ルカによる福音書 2章8~20節 「恐れるな」
わたしたちは、生きていくための場所が必要です。今、自分がここにいるのだという実感がなければなりません。それは、他者との関係の中で感じられるものです。一人で存在するのではなく、誰かと一緒でなければ、生きていくことはできません。けれども時々、みんなから見捨てられ、ひとりぼっちになってしまったように感じて、悲しくなることがあります。真っ暗闇に一人でいるような寂しさ。そういう暗闇の底にまで主イエスは、わたしたちを探しに来てくださるのです。寂しい思いや悲しい思いをしている人の友だちとなり、仲間となるために、それを証明するために、主イエスは、人間の赤ちゃんが生まれるような場所ではない馬や牛などの家畜の餌箱に生まれたのです。だからこそ、救い主なのだと聖書は教えてくれているのです。
主イエスは、わたしたちが決してひとりぼっちにならないように、大丈夫だよ、友だちだよ、とそばに来てくださるということ。

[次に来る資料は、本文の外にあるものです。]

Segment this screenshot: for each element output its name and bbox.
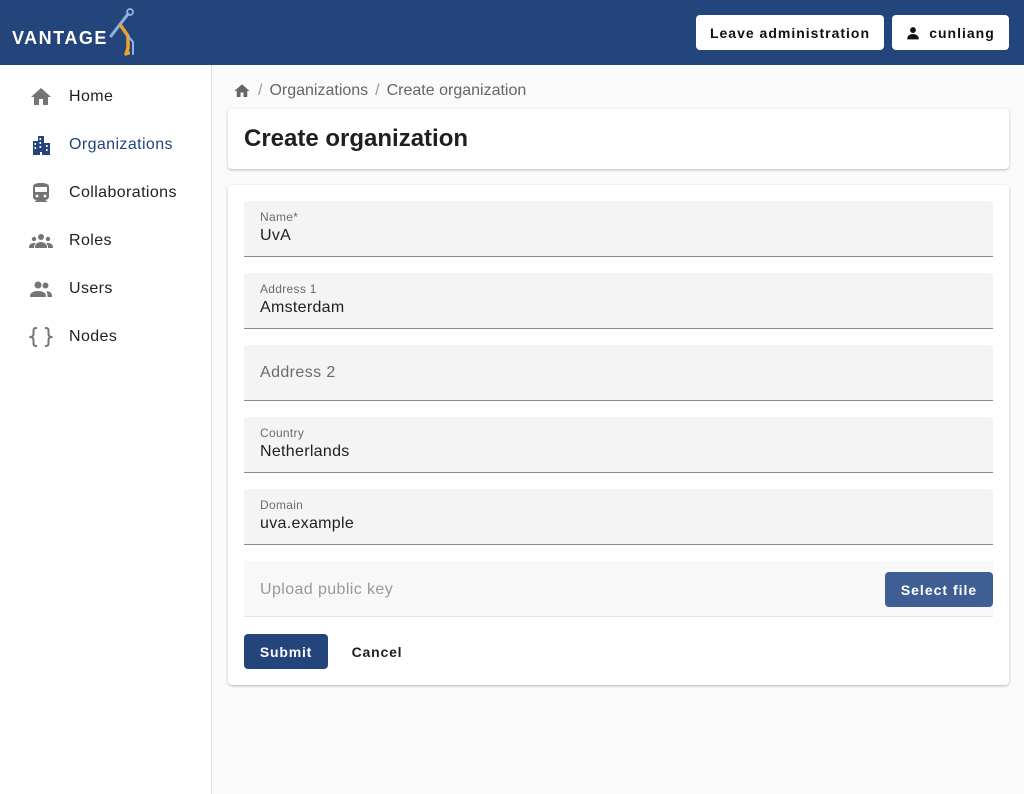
username-label: cunliang (929, 24, 995, 41)
name-field-label: Name* (260, 210, 299, 224)
breadcrumb-organizations[interactable]: Organizations (269, 82, 368, 100)
sidebar-item-organizations[interactable]: Organizations (0, 121, 211, 169)
leave-administration-button[interactable]: Leave administration (696, 15, 884, 50)
page-title: Create organization (244, 125, 469, 152)
sidebar-item-roles[interactable]: Roles (0, 217, 211, 265)
people-icon (30, 281, 52, 297)
sidebar-item-label: Users (69, 280, 113, 297)
user-menu-button[interactable]: cunliang (892, 15, 1009, 50)
title-card: Create organization (228, 109, 1009, 169)
vantage-logo[interactable]: VANTAGE (12, 8, 142, 58)
logo-text: VANTAGE (12, 28, 108, 48)
curly-braces-icon (29, 327, 53, 347)
home-icon[interactable] (233, 82, 251, 100)
country-field-value: Netherlands (260, 443, 350, 460)
top-app-bar: VANTAGE Leave administration cunliang (0, 0, 1024, 65)
sidebar-nav: Home Organizations Collaborations Roles … (0, 65, 212, 794)
sidebar-item-label: Collaborations (69, 184, 177, 201)
domain-field-value: uva.example (260, 515, 355, 532)
person-icon (907, 26, 920, 39)
sidebar-item-nodes[interactable]: Nodes (0, 313, 211, 361)
sidebar-item-users[interactable]: Users (0, 265, 211, 313)
cancel-button[interactable]: Cancel (340, 634, 414, 669)
create-organization-form: Name* UvA Address 1 Amsterdam Address 2 … (228, 185, 1009, 685)
public-key-upload-placeholder: Upload public key (260, 581, 394, 598)
domain-field[interactable]: Domain uva.example (244, 489, 993, 545)
address2-field-placeholder: Address 2 (260, 364, 336, 381)
breadcrumb-separator: / (258, 82, 263, 99)
address1-field[interactable]: Address 1 Amsterdam (244, 273, 993, 329)
logo-mark-icon (109, 8, 134, 56)
train-icon (33, 183, 49, 202)
sidebar-item-home[interactable]: Home (0, 73, 211, 121)
sidebar-item-collaborations[interactable]: Collaborations (0, 169, 211, 217)
country-field-label: Country (260, 426, 305, 440)
group-icon (29, 234, 53, 248)
home-icon (31, 88, 51, 105)
breadcrumb: / Organizations / Create organization (233, 80, 526, 102)
sidebar-item-label: Organizations (69, 136, 173, 153)
name-field-value: UvA (260, 227, 292, 244)
sidebar-item-label: Home (69, 88, 114, 105)
country-field[interactable]: Country Netherlands (244, 417, 993, 473)
domain-field-label: Domain (260, 498, 304, 512)
public-key-upload-field: Upload public key Select file (244, 561, 993, 617)
select-file-button[interactable]: Select file (885, 572, 993, 607)
address1-field-label: Address 1 (260, 282, 317, 296)
address2-field[interactable]: Address 2 (244, 345, 993, 401)
submit-button[interactable]: Submit (244, 634, 328, 669)
breadcrumb-separator: / (375, 82, 380, 99)
breadcrumb-current: Create organization (386, 82, 527, 99)
name-field[interactable]: Name* UvA (244, 201, 993, 257)
sidebar-item-label: Nodes (69, 328, 118, 345)
organization-building-icon (33, 136, 50, 155)
address1-field-value: Amsterdam (260, 299, 345, 316)
sidebar-item-label: Roles (69, 232, 112, 249)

これがクリスマスの意味です。
主イエスは、わたしたちの友だちとなるためにこそ、来てくださいました。「友だちになるために」という歌があります(新沢としひこ作詞・中川ひろたか作曲)。
友だちに なるために 人は 出会うんだよ
どこの どんな人とも きっと わかりあえるさ
友だちに なるために 人は 出会うんだよ
同じような やさしさ 求めあって いるのさ
*今まで出会った たくさんの君と 君と 君と 君と 君と 君と 君と
これから出会う たくさんの君と 君と 君と 君と
ともだち友だちに なるために 人は 出会うんだよ
ひとり さみしいことが だれにでもあるから
友だちに なるために 人は 出会うんだよだれかを きずつけても 幸せには ならない
*くりかえし
誰一人ひとりぼっちであってはならないのです。クリスマスを祝うことは、主イエスが、わたしたちの友だちになってくださった証拠なのです。ですから、その主イエスの誕生を祝うわたしたちは、今度は他の人たちに向かって友だちになっていく道が用意されているのです。
最初のクリスマスが知らされた羊飼いたちへのお告げは「恐れるな」でした。差別と抑圧のただなかに与えられるクリスマスのメッセージとは友達となっていくための促しとしての「恐れるな」です。「どんなに苦しいときにも、神が共にいて下さる」(インマヌエル)ということです。どんな時にも共にいてくださる救い主が、あなたのために生まれた。だから、「恐れるな!」という言葉を聞くことが赦されるのです。誰一人として余計者にされてはない。一人ひとりの丸ごとの命は尊く、交換不可能である。このような自尊感情の復権の宣言を喜び祝うことが、わたしたちのクリスマスなのです。